Une infirmière est entrée pour changer le bandage d'Elliot et vérifier ses constantes, qui étaient bien évidemment mauvaises vue son état actuel. Dès que le docteur Tharpe a quitté la chambre, il a parlé à l'infirmière.
« Vous savez pourquoi ils ne me laissent pas voir mon équipière ? » Il lui a demandé.
« Non, monsieur. Mais je peux demander si vous voulez. » Elle était jeune, la vingtaine, et lui souriait.
« Vous feriez ça ? » Il était étonné que quelqu'un veuille bien l'écouter et l'aider.
« Bien sûr. Laissez-moi changer votre bandage et j'irais demander. »
Kathleen est entrée juste au moment où l'infirmière revenait pour donner des nouvelles de son équipière à Elliot.
« Monsieur Stabler…… j'ai une réponse à votre question. » Elle a regardé Kathleen, incertaine de devoir continuer.
« C'est ma fille, Kathleen… il n'y a pas de problèmes. »
« Bien… votre épouse a interdit à madame Benson et vos collègues de venir vous voir… » Elle a expliqué. Elle ne savait pas qu'il ne devait en aucun cas le savoir.
Elliot s'est assis dans son lit. « Excusez-moi? Qu'est-ce que vous venez de dire ? » Il a plissé ses yeux et les veines dans son cou ont commencé à palpiter.
« Papa… » Kathleen s'est immédiatement inquiétée de la réaction de son papa. Elle savait qu'elle allait être très mauvaise.
L'infirmière a été intimidée par son comportement. « Je suis désolée… mais c'est votre épouse qui… »
Elliot s'est mis à insulter sa femme avec des mots qui pourraient choquer beaucoup de personnes. Il a pris son plateau de déjeuner et l'a lancé contre le mur. L'infirmière est sortie en courant de la chambre et Kathleen s'est précipitée vers son père pour le calmer.
En moins d'une minute, le docteur Tharpe et un infirmier entraient dans la chambre. Le docteur a constaté le désordre, la nourriture projetée sur les murs et le sol, et Kathleen essayant désespérément de calmer son père.

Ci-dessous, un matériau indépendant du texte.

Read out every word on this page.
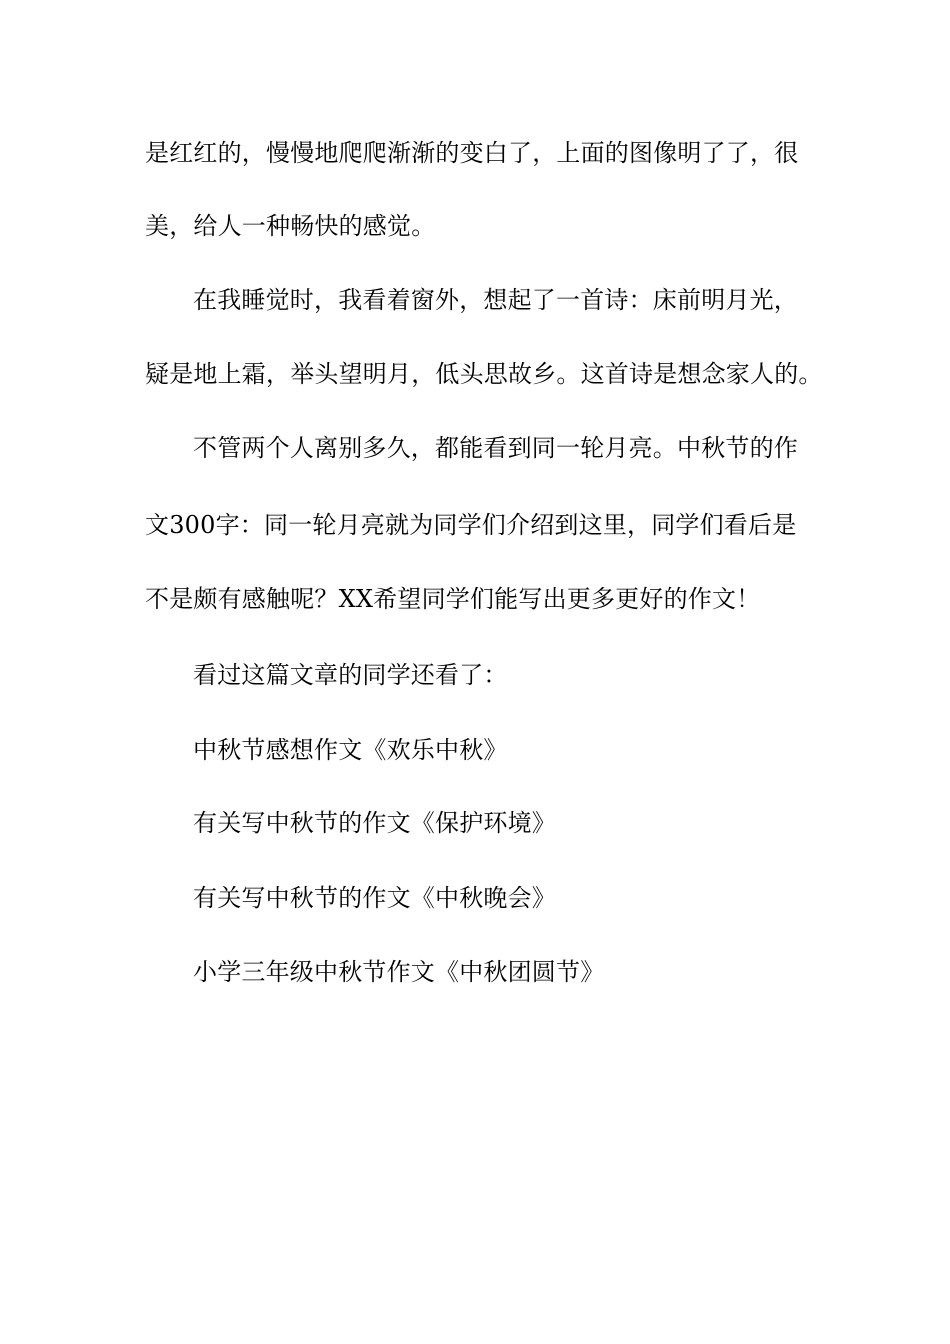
是红红的，慢慢地爬爬渐渐的变白了，上面的图像明了了，很
美，给人一种畅快的感觉。
在我睡觉时，我看着窗外，想起了一首诗：床前明月光，
疑是地上霜，举头望明月，低头思故乡。这首诗是想念家人的。
不管两个人离别多久，都能看到同一轮月亮。中秋节的作
文300字：同一轮月亮就为同学们介绍到这里，同学们看后是
不是颇有感触呢？XX希望同学们能写出更多更好的作文！
看过这篇文章的同学还看了：
中秋节感想作文《欢乐中秋》
有关写中秋节的作文《保护环境》
有关写中秋节的作文《中秋晚会》
小学三年级中秋节作文《中秋团圆节》
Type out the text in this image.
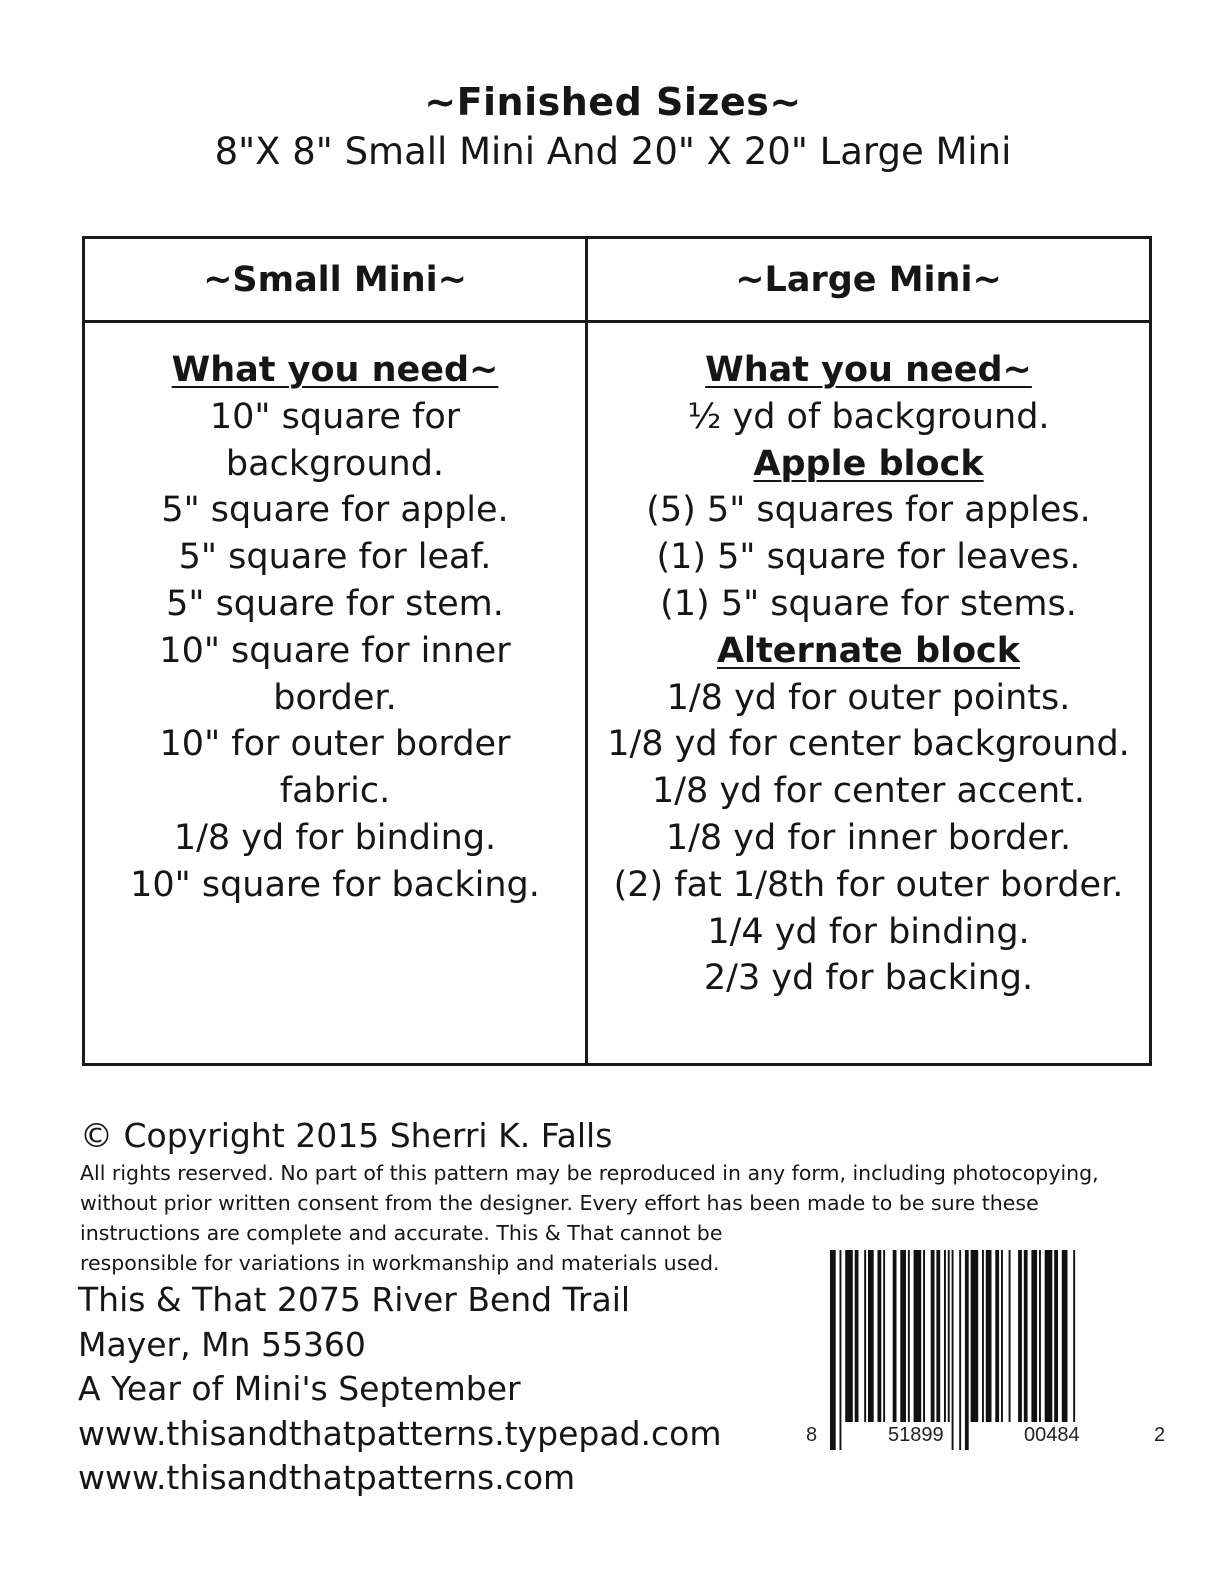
~Finished Sizes~
8"X 8" Small Mini And 20" X 20" Large Mini
~Small Mini~
What you need~
10" square for
background.
5" square for apple.
5" square for leaf.
5" square for stem.
10" square for inner
border.
10" for outer border
fabric.
1/8 yd for binding.
10" square for backing.
~Large Mini~
What you need~
½ yd of background.
Apple block
(5) 5" squares for apples.
(1) 5" square for leaves.
(1) 5" square for stems.
Alternate block
1/8 yd for outer points.
1/8 yd for center background.
1/8 yd for center accent.
1/8 yd for inner border.
(2) fat 1/8th for outer border.
1/4 yd for binding.
2/3 yd for backing.
© Copyright 2015 Sherri K. Falls
All rights reserved. No part of this pattern may be reproduced in any form, including photocopying,
without prior written consent from the designer. Every effort has been made to be sure these
instructions are complete and accurate. This & That cannot be
responsible for variations in workmanship and materials used.
This & That 2075 River Bend Trail
Mayer, Mn 55360
A Year of Mini's September
www.thisandthatpatterns.typepad.com
www.thisandthatpatterns.com
8	51899	00484	2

« Comment ma femme ose dire qui je dois ou ne dois pas voir ? » Elliot a exigé à bout de souffle.
« Maintenant que vous êtes réveillé et entièrement conscient, elle ne peut pas. Si vous me promettez d'être calme, j'irai appeler madame Benson. »
Elliot a frotté son visage et a soupiré. « Je suis désolé… je ne peux pas… je ne peux pas croire qu'elle a fait ça… je dois… je dois voir mon équipière. Je dois voir Liv. S'il vous plaît. »
Le docteur Tharpe était fatigué de cette situation, et était désolé pour Elliot. Olivia semblait être la seule personne à pouvoir le soulager. Il savait qu'il devrait traiter avec Kathy Stabler plus tard. Il a passé son coup de téléphone et est retourné voir Elliot.
« Je n'avais pas le numéro de madame Benson, j'ai donc appelé le capitaine Cragen. Il va l'appeler pour lui dire de venir vous voir. » Le docteur Tharpe a souri à Elliot.
« Qu'est-ce que vous avez fait, docteur Tharpe ? » Kathy a demandé, se tenant à la porte.
Il allait se tourner pour faire face à Kathy quand il a aperçu la fureur dans les yeux d'Elliot. Il était presque paralysé par la transformation totale de son visage. Ses yeux étaient des poignards. Son visage entièrement rouge. Le docteur Tharpe n'avait jamais vu autant de colère dans les yeux de n'importe qui. Jamais.